The speaker reserved his ruling on the motions after a scathing criticism of these statements by opposition members during a morning sitting on what was a private members' day and delivered it at the end of a second sitting in the evening before adjourning the house until 5pm on Thursday.

He said the constitution guaranteed freedom of speech and expression to all citizens and that opinions expressed about the president's uniform did not breach any privilege of the assembly.

Therefore, he said, the matter did not require any intervention by the assembly. He then ruled privilege motions out of order. Law Minister Wasi Zafar said a proviso in the Constitution (17th Amendment) Bill that most opposition members said required Gen Musharraf to give up as Chief of the Army Staff did not apply to the president. He argued that the president was elected before the ban on the holder of an office of profit to seek such an election was made applicable from Dec 31.

"He was elected (as president) in uniform and will complete his term with uniform," he said categorically, referring to the 2002 referendum in which Gen Musharraf had sought five more years as president. But, the minister said, the president had not taken any decision yet about when to give up his army office, adding that a decision would be taken keeping in view the international situation and people's opinion.

Earlier, Mr Niazi also said the (aforementioned) proviso did not apply to the president's term. He said the opposition would have to bring an 18th amendment to compel the president to give up as army chief.

Most opposition speakers relied on the proviso passed by parliament in December that said that a bar on the holder of an office of profit in the government to hold or seek an elective office would apply after Dec 31. They also relied on the president's own promise to give up his army post by that date.

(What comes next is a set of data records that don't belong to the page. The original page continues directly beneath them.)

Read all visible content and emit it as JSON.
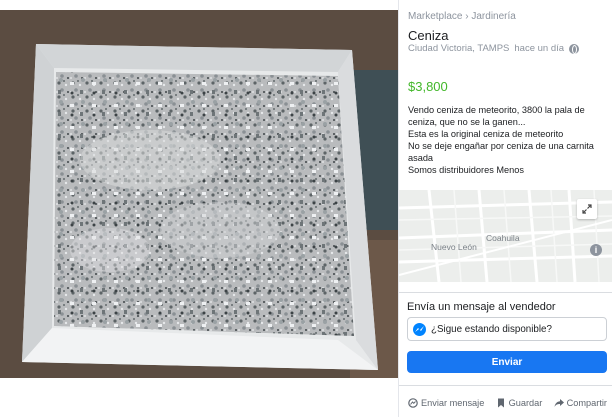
{
  "photo": {
    "icon": "ash-in-box-photo"
  },
  "listing": {
    "breadcrumb": {
      "root": "Marketplace",
      "separator": "›",
      "category": "Jardinería"
    },
    "title": "Ceniza",
    "location": "Ciudad Victoria, TAMPS",
    "time_ago": "hace un día",
    "price": "$3,800",
    "price_color": "#42b72a",
    "description_lines": [
      "Vendo ceniza de meteorito, 3800 la pala de",
      "ceniza, que no se la ganen...",
      "Esta es la original ceniza de meteorito",
      "No se deje engañar por ceniza de una carnita",
      "asada",
      "Somos distribuidores Menos"
    ]
  },
  "map": {
    "labels": [
      "Coahuila",
      "Nuevo León"
    ],
    "expand_icon": "expand-icon",
    "info_icon": "info-icon",
    "info_glyph": "i"
  },
  "message": {
    "heading": "Envía un mensaje al vendedor",
    "input_value": "¿Sigue estando disponible?",
    "send_label": "Enviar",
    "accent": "#1877f2"
  },
  "actions": {
    "message_label": "Enviar mensaje",
    "save_label": "Guardar",
    "share_label": "Compartir"
  }
}
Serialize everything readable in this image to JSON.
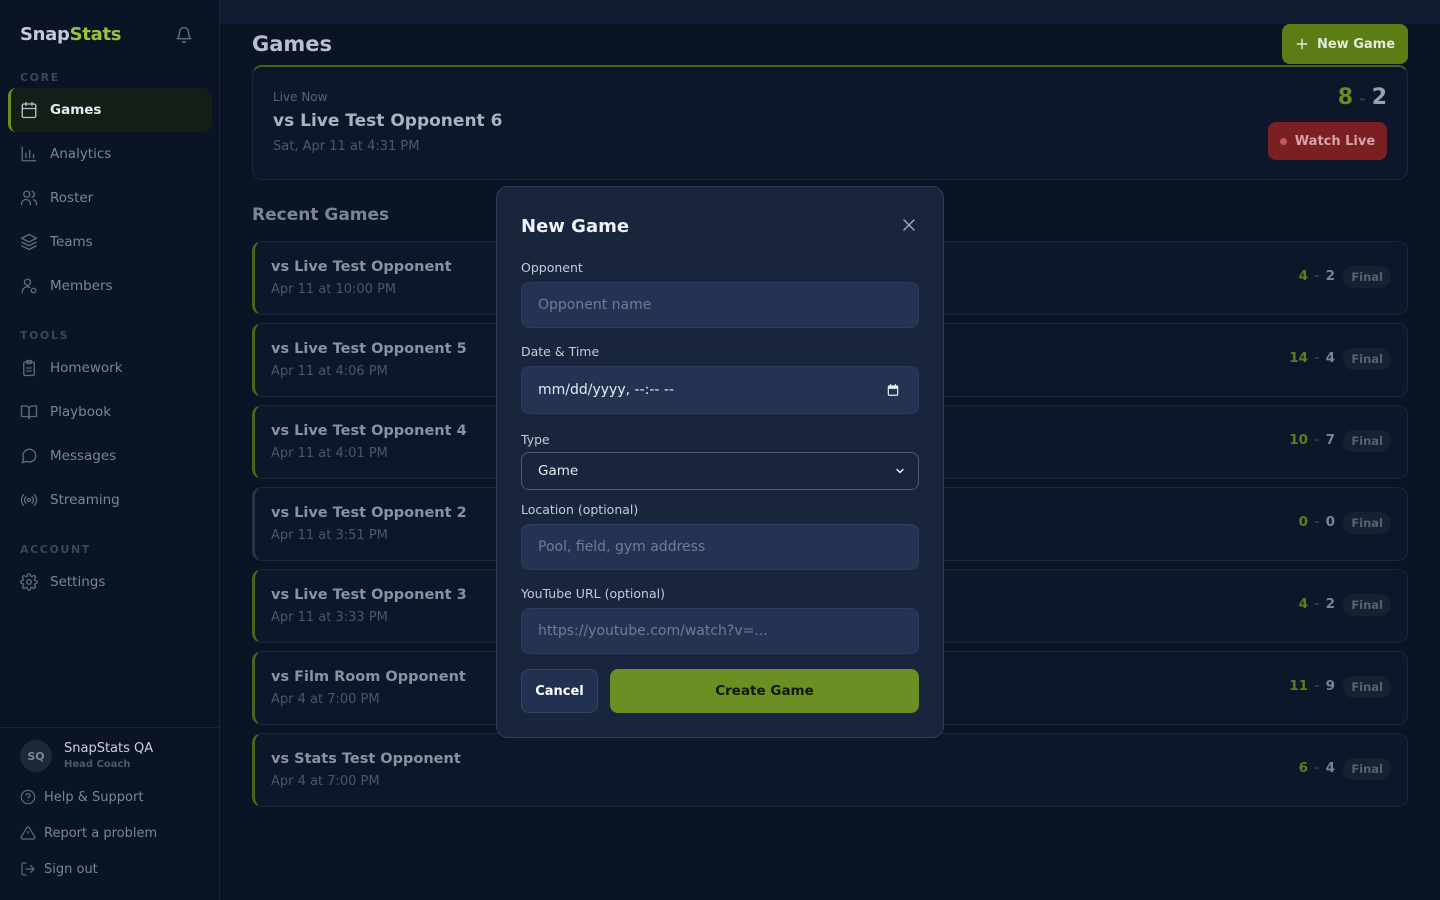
{
  "brand": {
    "part1": "Snap",
    "part2": "Stats"
  },
  "sidebar": {
    "sections": {
      "core": "CORE",
      "tools": "TOOLS",
      "account": "ACCOUNT"
    },
    "items": [
      {
        "label": "Games",
        "icon": "calendar-icon",
        "active": true
      },
      {
        "label": "Analytics",
        "icon": "bar-chart-icon"
      },
      {
        "label": "Roster",
        "icon": "users-icon"
      },
      {
        "label": "Teams",
        "icon": "layers-icon"
      },
      {
        "label": "Members",
        "icon": "user-cog-icon"
      },
      {
        "label": "Homework",
        "icon": "clipboard-icon"
      },
      {
        "label": "Playbook",
        "icon": "book-icon"
      },
      {
        "label": "Messages",
        "icon": "message-icon"
      },
      {
        "label": "Streaming",
        "icon": "broadcast-icon"
      },
      {
        "label": "Settings",
        "icon": "gear-icon"
      }
    ],
    "user": {
      "initials": "SQ",
      "name": "SnapStats QA",
      "role": "Head Coach"
    },
    "links": {
      "help": "Help & Support",
      "report": "Report a problem",
      "signout": "Sign out"
    }
  },
  "header": {
    "title": "Games",
    "new_game_label": "New Game"
  },
  "live": {
    "tag": "Live Now",
    "title": "vs Live Test Opponent 6",
    "date": "Sat, Apr 11 at 4:31 PM",
    "score_home": "8",
    "score_sep": "-",
    "score_away": "2",
    "watch_label": "Watch Live"
  },
  "recent": {
    "title": "Recent Games",
    "status_label": "Final",
    "games": [
      {
        "title": "vs Live Test Opponent",
        "date": "Apr 11 at 10:00 PM",
        "home": "4",
        "away": "2"
      },
      {
        "title": "vs Live Test Opponent 5",
        "date": "Apr 11 at 4:06 PM",
        "home": "14",
        "away": "4"
      },
      {
        "title": "vs Live Test Opponent 4",
        "date": "Apr 11 at 4:01 PM",
        "home": "10",
        "away": "7"
      },
      {
        "title": "vs Live Test Opponent 2",
        "date": "Apr 11 at 3:51 PM",
        "home": "0",
        "away": "0"
      },
      {
        "title": "vs Live Test Opponent 3",
        "date": "Apr 11 at 3:33 PM",
        "home": "4",
        "away": "2"
      },
      {
        "title": "vs Film Room Opponent",
        "date": "Apr 4 at 7:00 PM",
        "home": "11",
        "away": "9"
      },
      {
        "title": "vs Stats Test Opponent",
        "date": "Apr 4 at 7:00 PM",
        "home": "6",
        "away": "4"
      }
    ]
  },
  "modal": {
    "title": "New Game",
    "opponent_label": "Opponent",
    "opponent_placeholder": "Opponent name",
    "datetime_label": "Date & Time",
    "datetime_value": "mm/dd/yyyy, --:-- --",
    "type_label": "Type",
    "type_value": "Game",
    "location_label": "Location (optional)",
    "location_placeholder": "Pool, field, gym address",
    "youtube_label": "YouTube URL (optional)",
    "youtube_placeholder": "https://youtube.com/watch?v=...",
    "cancel_label": "Cancel",
    "create_label": "Create Game"
  },
  "colors": {
    "accent": "#6c8f24",
    "brand_green": "#9cc23a",
    "live_red": "#7a1f22",
    "background": "#0b1424",
    "modal": "#18253d"
  }
}
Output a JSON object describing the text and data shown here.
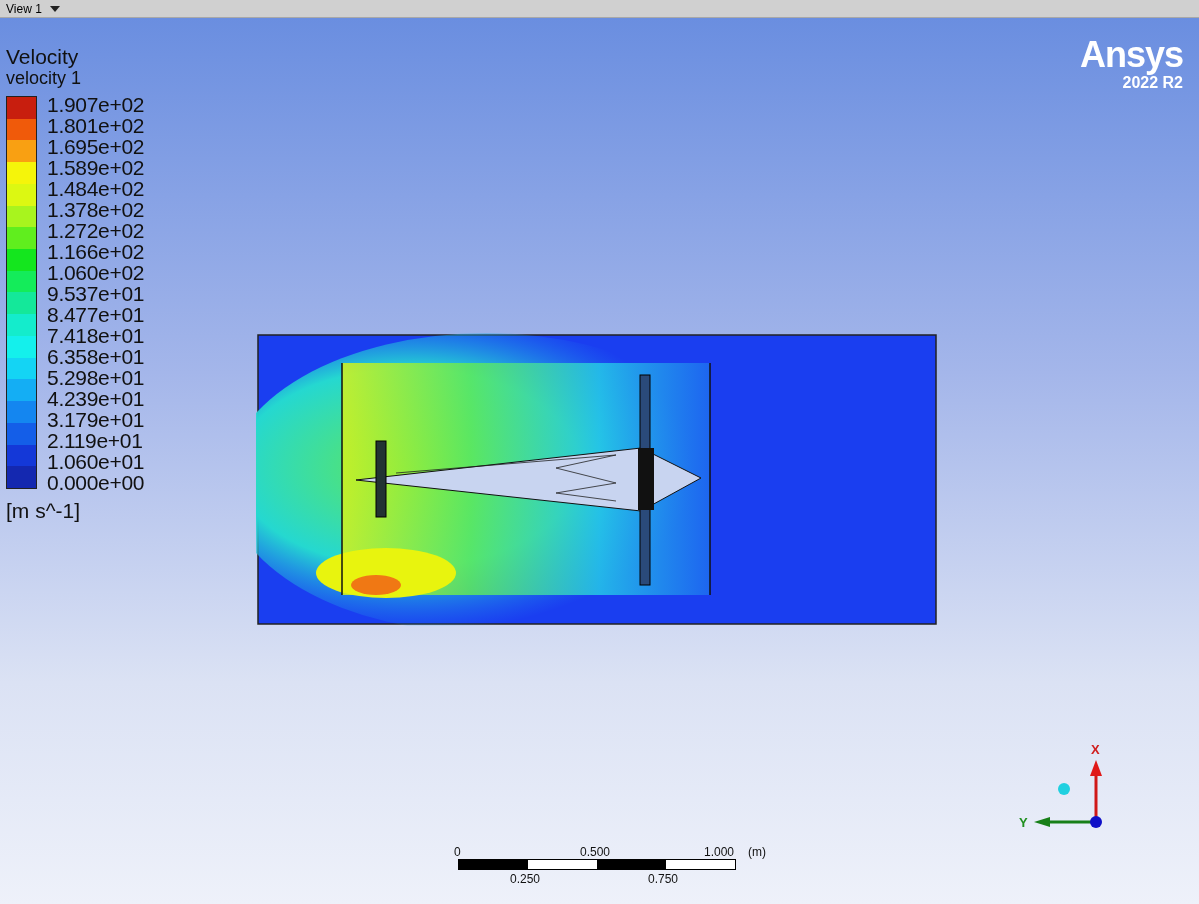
{
  "view_tab": {
    "label": "View 1"
  },
  "legend": {
    "title": "Velocity",
    "variable": "velocity 1",
    "labels": [
      "1.907e+02",
      "1.801e+02",
      "1.695e+02",
      "1.589e+02",
      "1.484e+02",
      "1.378e+02",
      "1.272e+02",
      "1.166e+02",
      "1.060e+02",
      "9.537e+01",
      "8.477e+01",
      "7.418e+01",
      "6.358e+01",
      "5.298e+01",
      "4.239e+01",
      "3.179e+01",
      "2.119e+01",
      "1.060e+01",
      "0.000e+00"
    ],
    "units": "[m s^-1]"
  },
  "logo": {
    "brand": "Ansys",
    "version": "2022 R2"
  },
  "scale_bar": {
    "top_labels": [
      "0",
      "0.500",
      "1.000"
    ],
    "unit": "(m)",
    "bottom_labels": [
      "0.250",
      "0.750"
    ]
  },
  "axis_triad": {
    "x_label": "X",
    "y_label": "Y"
  }
}
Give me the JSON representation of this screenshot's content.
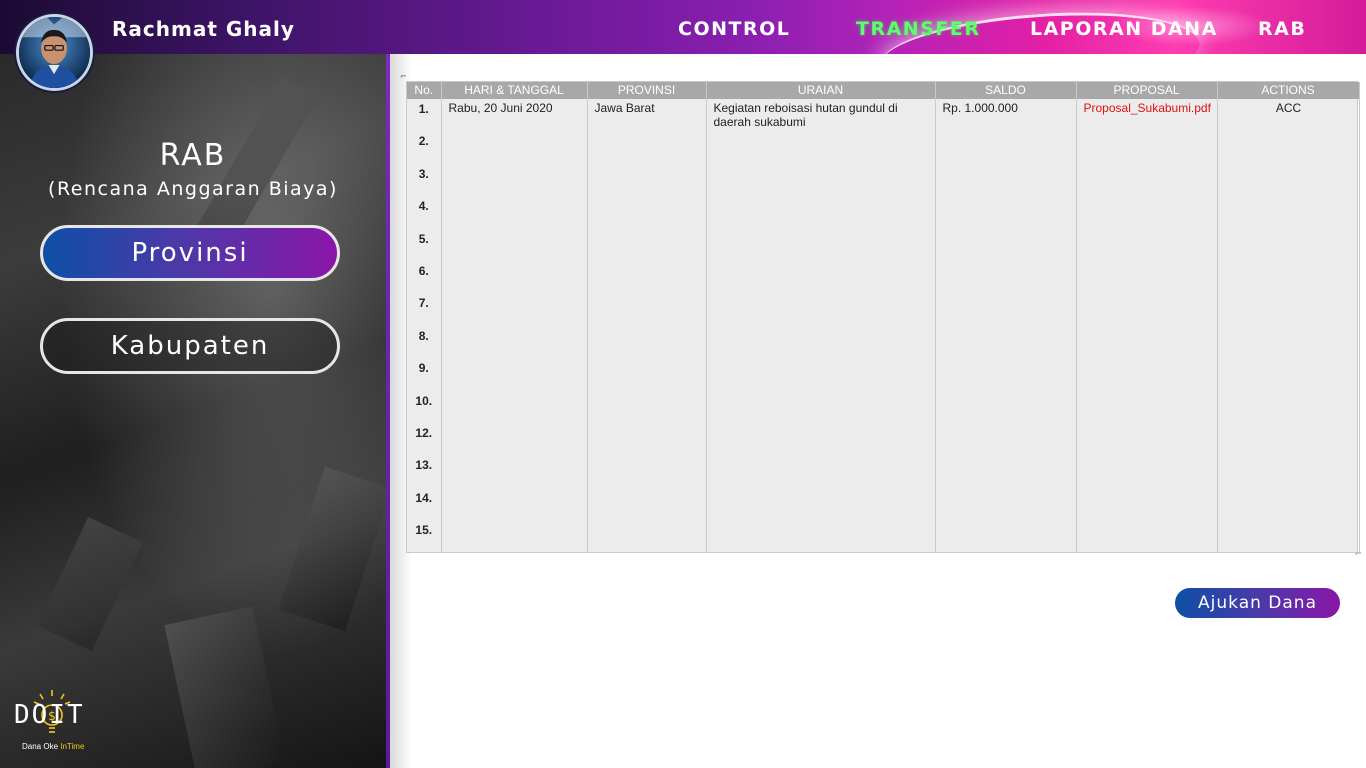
{
  "header": {
    "user_name": "Rachmat Ghaly",
    "nav": [
      {
        "label": "CONTROL",
        "active": false
      },
      {
        "label": "TRANSFER",
        "active": true
      },
      {
        "label": "LAPORAN DANA",
        "active": false
      },
      {
        "label": "RAB",
        "active": false
      }
    ],
    "active_color": "#5cff6a"
  },
  "sidebar": {
    "title": "RAB",
    "subtitle": "(Rencana Anggaran Biaya)",
    "buttons": [
      {
        "label": "Provinsi",
        "selected": true
      },
      {
        "label": "Kabupaten",
        "selected": false
      }
    ],
    "logo": {
      "text": "DOIT",
      "tagline_prefix": "Dana Oke ",
      "tagline_highlight": "InTime"
    }
  },
  "table": {
    "columns": [
      "No.",
      "HARI & TANGGAL",
      "PROVINSI",
      "URAIAN",
      "SALDO",
      "PROPOSAL",
      "ACTIONS"
    ],
    "row_numbers": [
      "1.",
      "2.",
      "3.",
      "4.",
      "5.",
      "6.",
      "7.",
      "8.",
      "9.",
      "10.",
      "12.",
      "13.",
      "14.",
      "15."
    ],
    "rows": [
      {
        "date": "Rabu, 20 Juni 2020",
        "provinsi": "Jawa Barat",
        "uraian": "Kegiatan reboisasi hutan gundul di daerah sukabumi",
        "saldo": "Rp. 1.000.000",
        "proposal": "Proposal_Sukabumi.pdf",
        "action": "ACC"
      }
    ]
  },
  "submit_button": "Ajukan Dana",
  "colors": {
    "accent_blue": "#0e4fa6",
    "accent_purple": "#8a16a8",
    "link_red": "#e01010"
  }
}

But PPP member Aitzaz Ahsan said that besides this proviso, Gen Musharraf was also barred from holding both offices because of his oath as army chief not to engage in any political activity, while the presidency was a political office.

MMA leader Liaquat Baloch said statements as well a resolution passed by the Punjab assembly urging the president to continue wearing uniform were a violation of the constitution and breached the privilege of the assembly.

PML-N parliamentary leader Chaudhry Nisar Ali Khan said that a marginalizing of the constitutional ban on government servant to hold an elective office would open a Pandora's box that would never close and that it would be proper for the National Assembly to pack up if the president was still in uniform on Jan 1 next year.